Idealnym przykładem będzie odmiana, którą w Internecie znajdziemy pod nazwą Discosoma Purple Monster Jawbreaker. Sam osobiście nie widziałem jej nigdy na żywo ani nie słyszałem, aby posiadał ją ktoś w naszym kraju. Można za to znaleźć informacje o jej cenie sięgającej 10 000 dolarów. Na szczęście większość gatunków znajdujących się na naszym rynku mimo mniejszej liczby kolorów występujących jednocześnie na danym osobniku jest zdecydowanie tańsza, a ich ceny wahają się na ogół od kilkudziesięciu do kilkuset złotych za sztukę. Ubarwienie powoduje również ciekawe nazwy, np. Discosoma Superman (kolory niebieskiego i czerwieni).

Dodatkowo często spotkamy się z informacją, że niektóre z koralowców (także grzybowieńców) świecą w niebieskim świetle. Przede wszystkim należy obalić tutaj mit o świeceniu. Otóż koralowce nie emitują same z siebie światła jak np. latarka. Obserwujemy u nich zjawisko tzw. fluorescencji.
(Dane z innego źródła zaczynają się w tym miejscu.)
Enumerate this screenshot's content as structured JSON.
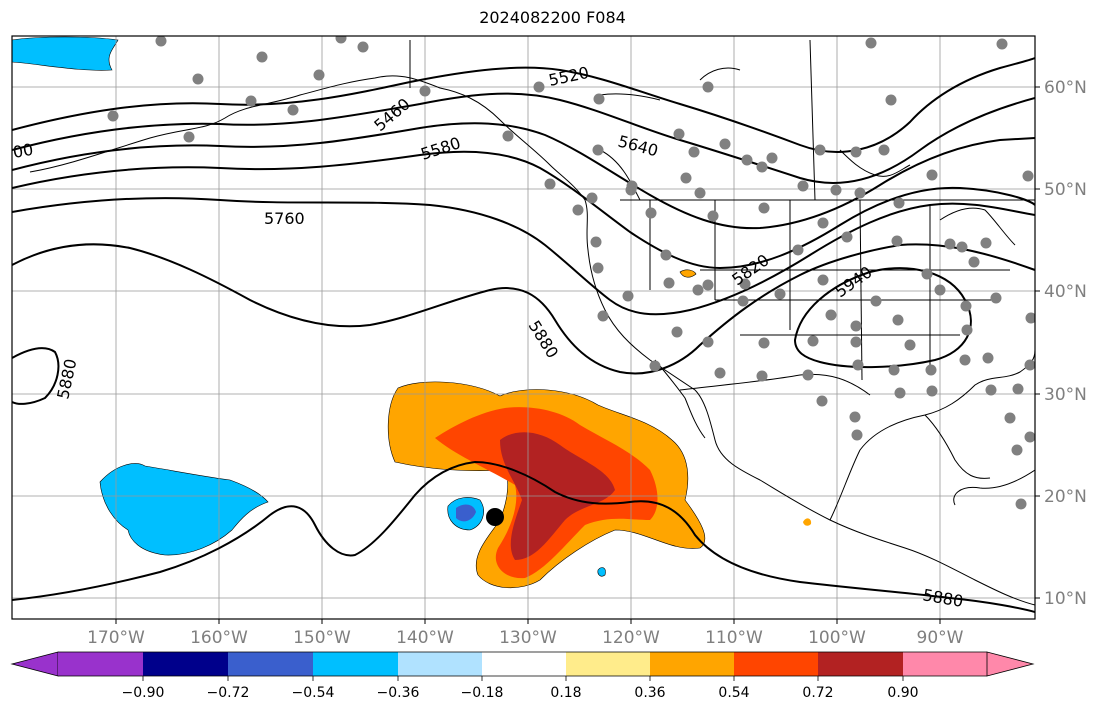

Polega ono na tym, że zwierzęta pobierają światło, które jest następnie przez nie przetworzone i oddane. Dzięki temu mamy wrażenie, jakby świeciły. Zjawisko to jest o tyle ciekawe, że czasami koralowiec o innym kolorze ciała, np. brązowy, w niebieskim świetle nad akwarium „świeci fluo” np. na kolor pomarańczowy lub czerwony. Dzięki temu po zgaszeniu światła białego mamy wrażenie przeniesienia się do innego, wręcz bajkowego świata.

Umieszczanie w akwarium

Na koniec warto jeszcze wspomnieć o umieszczaniu tych zwierząt w naszych domowych rafach. Największą trudność sprawią nam osobniki, które kupimy bez fragmentów skały czy tzw. podstawki, ponieważ dość trudno przytwierdzić je wtedy w akwarium. Istnieje wiele metod na to, aby koralowiec przyczepił się do skały, choć w ich przypadku często próby kończą się porażką. Dlatego też jeżeli posiadamy zwierzęta, które są luzem, najlepiej jest skorzystać najpierw z kotnika.

Jednym ze sposobów jest wysypanie na jego dnie żwirku lub grysu koralowego i umieszczenie tam grzybka, który po pewnym czasie się do niego przyczepi. Wtedy przyklejamy fragment grysu do podstawki. Inny sposób to przyczepienie bezpośrednio do podstawki grzybka za pomocą igły lekarskiej lub gumki recepturki. Wtedy również należy poczekać na to, aż zwierzę samo przytwierdzi się do fragmentu skały. Niestety, również wtedy może się zdarzyć, że umieszczone w akwarium zwierzę się po prostu odczepi i „popłynie” wraz z cyrkulacją wody. Jeżeli nie wpadnie do cyrkulatora, który może go po prostu rozszarpać, najpewniej osadzi się gdzieś w naszym zbiorniku.

Podsumowując, opisywane koralowce są dość proste w hodowli i powszechne na rynku. Spotkamy je w wielu odmianach barwnych. Potrafią urozmaicić każdy zbiornik morski, dzięki czemu są poszukiwane i pożądane przez akwarystów.